Catching snakes with both hands would normally be considered a dangerous job, but in eastern India one hero does it one-handed and without the stick normally essential to the task.
Ramchandra Mohapatra, 56, has become a sensation with his death-defying captures of deadly snakes -- done one-handed after losing a hand in an accident.
Mohapatra was a popular snake rescuer in his village in Puri district when he badly injured his right hand while lighting a firecracker.
After doctors amputated his mangled hand, the man, who made a living from manual labour, initially lost his livelihood.
As he recovered and was still clueless about his future, people started approaching him to rescue snakes they had spotted in their back yard and Mohapatra sprung back into action.
The dangerous craft of rescuing snakes normally needs two hands: one to catch the snake by its tail and another to wield a special stick to restrain the head and prevent any bites. But Mohapatra has found a way to do it, with speed, agility and a lot of nerve.
After he spots a snake he grabs its tail and puts it in a plastic bottle, taking care to keep its head away from him all the times. Then he takes the snakes to the wild and releases the animal.
A Snake Helpline team followed him on May 25 filming his technique while he rescued four adult cobras.
Subhendu Mallik, General Secretary of Snake Helpline, said: “He was a right handed man who lost his dominant hand. He had to train his other hand to become agile enough to catch even venomous cobras. It is an incredible feat.”
Mohapatra said: “I lost my hand in 2014 and have been single-handedly rescuing snakes for the last seven years.”

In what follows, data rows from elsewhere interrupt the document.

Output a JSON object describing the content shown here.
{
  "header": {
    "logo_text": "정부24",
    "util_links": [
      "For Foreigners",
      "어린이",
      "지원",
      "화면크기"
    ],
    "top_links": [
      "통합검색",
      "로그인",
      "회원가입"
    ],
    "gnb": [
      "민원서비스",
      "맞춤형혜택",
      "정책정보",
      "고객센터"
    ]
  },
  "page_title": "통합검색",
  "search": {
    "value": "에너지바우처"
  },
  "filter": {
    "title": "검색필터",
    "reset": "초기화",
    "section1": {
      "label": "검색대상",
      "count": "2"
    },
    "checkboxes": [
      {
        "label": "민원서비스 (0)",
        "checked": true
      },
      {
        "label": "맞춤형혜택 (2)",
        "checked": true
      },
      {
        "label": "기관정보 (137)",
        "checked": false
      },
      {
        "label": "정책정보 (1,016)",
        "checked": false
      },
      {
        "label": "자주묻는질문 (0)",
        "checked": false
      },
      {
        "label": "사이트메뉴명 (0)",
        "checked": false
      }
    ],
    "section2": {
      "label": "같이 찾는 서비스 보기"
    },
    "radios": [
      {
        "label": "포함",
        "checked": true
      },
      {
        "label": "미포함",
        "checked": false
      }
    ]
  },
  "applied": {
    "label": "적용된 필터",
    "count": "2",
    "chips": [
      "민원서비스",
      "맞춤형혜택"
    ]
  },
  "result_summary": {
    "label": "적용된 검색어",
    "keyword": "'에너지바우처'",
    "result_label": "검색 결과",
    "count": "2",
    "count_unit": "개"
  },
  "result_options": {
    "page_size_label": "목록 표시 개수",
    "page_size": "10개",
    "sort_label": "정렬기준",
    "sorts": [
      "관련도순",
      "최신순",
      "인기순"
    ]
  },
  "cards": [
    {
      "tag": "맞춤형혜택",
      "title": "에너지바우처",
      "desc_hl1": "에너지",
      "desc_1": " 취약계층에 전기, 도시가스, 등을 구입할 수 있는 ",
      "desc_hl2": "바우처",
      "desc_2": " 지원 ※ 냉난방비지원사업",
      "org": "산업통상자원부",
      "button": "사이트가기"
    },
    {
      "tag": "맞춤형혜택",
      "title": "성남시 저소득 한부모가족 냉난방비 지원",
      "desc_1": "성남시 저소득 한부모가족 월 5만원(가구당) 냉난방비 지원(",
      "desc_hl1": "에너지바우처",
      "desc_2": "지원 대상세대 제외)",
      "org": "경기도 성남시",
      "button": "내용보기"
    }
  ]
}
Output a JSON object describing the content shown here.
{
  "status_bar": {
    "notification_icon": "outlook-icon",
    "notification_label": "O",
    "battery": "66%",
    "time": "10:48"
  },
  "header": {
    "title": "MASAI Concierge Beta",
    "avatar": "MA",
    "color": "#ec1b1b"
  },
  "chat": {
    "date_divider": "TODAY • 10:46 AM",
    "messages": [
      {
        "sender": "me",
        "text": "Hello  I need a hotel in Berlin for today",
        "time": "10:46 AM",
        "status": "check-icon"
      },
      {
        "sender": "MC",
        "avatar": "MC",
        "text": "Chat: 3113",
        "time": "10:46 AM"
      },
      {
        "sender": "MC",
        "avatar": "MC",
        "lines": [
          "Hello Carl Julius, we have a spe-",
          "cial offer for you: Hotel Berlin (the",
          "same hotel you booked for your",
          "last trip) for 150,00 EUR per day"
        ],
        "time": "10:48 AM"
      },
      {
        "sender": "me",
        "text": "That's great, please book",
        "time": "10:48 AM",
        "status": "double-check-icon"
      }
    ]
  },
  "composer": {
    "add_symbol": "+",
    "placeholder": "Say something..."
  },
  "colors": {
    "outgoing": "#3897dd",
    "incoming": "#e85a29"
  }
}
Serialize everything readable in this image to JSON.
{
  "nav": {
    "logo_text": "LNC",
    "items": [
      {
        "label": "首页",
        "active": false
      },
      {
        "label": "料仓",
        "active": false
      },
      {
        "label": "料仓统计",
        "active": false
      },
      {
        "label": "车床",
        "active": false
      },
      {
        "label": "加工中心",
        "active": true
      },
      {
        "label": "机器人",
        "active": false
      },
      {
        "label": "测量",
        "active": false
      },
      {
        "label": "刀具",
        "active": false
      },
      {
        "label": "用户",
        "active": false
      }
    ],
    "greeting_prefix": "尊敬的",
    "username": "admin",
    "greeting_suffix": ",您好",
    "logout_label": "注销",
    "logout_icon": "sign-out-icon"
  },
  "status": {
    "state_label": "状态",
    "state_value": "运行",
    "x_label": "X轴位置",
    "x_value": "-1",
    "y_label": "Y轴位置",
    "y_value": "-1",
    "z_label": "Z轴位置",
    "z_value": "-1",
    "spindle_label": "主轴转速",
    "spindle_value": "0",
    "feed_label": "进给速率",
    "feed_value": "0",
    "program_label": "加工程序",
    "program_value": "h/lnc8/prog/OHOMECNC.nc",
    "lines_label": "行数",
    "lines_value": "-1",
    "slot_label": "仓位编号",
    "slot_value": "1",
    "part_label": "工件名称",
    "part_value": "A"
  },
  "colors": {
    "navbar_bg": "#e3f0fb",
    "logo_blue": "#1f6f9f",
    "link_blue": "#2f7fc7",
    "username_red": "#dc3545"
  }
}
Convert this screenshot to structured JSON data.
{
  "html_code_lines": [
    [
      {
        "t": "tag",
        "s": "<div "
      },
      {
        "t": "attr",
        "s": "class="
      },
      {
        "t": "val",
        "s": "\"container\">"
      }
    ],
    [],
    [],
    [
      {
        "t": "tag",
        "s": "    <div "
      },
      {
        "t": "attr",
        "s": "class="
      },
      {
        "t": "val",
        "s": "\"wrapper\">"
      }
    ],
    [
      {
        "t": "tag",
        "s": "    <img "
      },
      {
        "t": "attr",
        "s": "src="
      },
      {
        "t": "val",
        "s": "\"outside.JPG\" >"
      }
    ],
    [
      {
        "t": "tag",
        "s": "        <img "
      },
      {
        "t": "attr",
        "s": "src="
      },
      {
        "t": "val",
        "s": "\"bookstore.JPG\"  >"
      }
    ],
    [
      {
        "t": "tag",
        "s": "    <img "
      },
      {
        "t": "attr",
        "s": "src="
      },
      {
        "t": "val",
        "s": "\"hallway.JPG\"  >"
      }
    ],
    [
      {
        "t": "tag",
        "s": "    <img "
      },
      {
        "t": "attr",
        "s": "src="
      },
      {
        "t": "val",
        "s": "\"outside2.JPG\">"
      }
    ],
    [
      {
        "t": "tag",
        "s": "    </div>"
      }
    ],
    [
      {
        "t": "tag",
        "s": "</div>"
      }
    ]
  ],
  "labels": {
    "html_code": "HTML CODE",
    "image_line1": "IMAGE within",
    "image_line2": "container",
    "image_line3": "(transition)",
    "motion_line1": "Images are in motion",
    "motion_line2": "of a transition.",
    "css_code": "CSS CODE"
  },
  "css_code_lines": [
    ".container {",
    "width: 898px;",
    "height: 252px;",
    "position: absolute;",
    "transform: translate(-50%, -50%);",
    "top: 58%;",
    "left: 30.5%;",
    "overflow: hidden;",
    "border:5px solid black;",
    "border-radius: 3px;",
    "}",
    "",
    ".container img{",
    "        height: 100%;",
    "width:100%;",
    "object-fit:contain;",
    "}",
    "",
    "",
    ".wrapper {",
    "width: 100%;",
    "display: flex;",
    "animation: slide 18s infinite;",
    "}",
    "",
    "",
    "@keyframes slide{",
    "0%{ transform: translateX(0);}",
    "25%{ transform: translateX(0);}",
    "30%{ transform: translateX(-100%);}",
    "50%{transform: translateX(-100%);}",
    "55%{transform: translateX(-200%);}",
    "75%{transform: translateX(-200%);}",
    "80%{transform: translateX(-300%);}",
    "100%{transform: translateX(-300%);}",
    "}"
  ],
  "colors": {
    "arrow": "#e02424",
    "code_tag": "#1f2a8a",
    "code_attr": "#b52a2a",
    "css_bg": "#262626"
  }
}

The feat is all the more impressive as Mohapatra, who is passionate about saving snakes, does not charge any money for his work. His disability may have kept him pressed for money, but when it comes to saving snakes he is generous with his time.
Snake Helpline discourages its members from using plastic bottles during rescue. But an exception has been made for Mohapatra as he is unable to tie a knot to the snake bag, a preferred alternative, with just one hand.
“He risks his life several times a day, grapples with cobras with one hand to rescue them. The government should recognise his unique accomplishment,“ said Subhendu.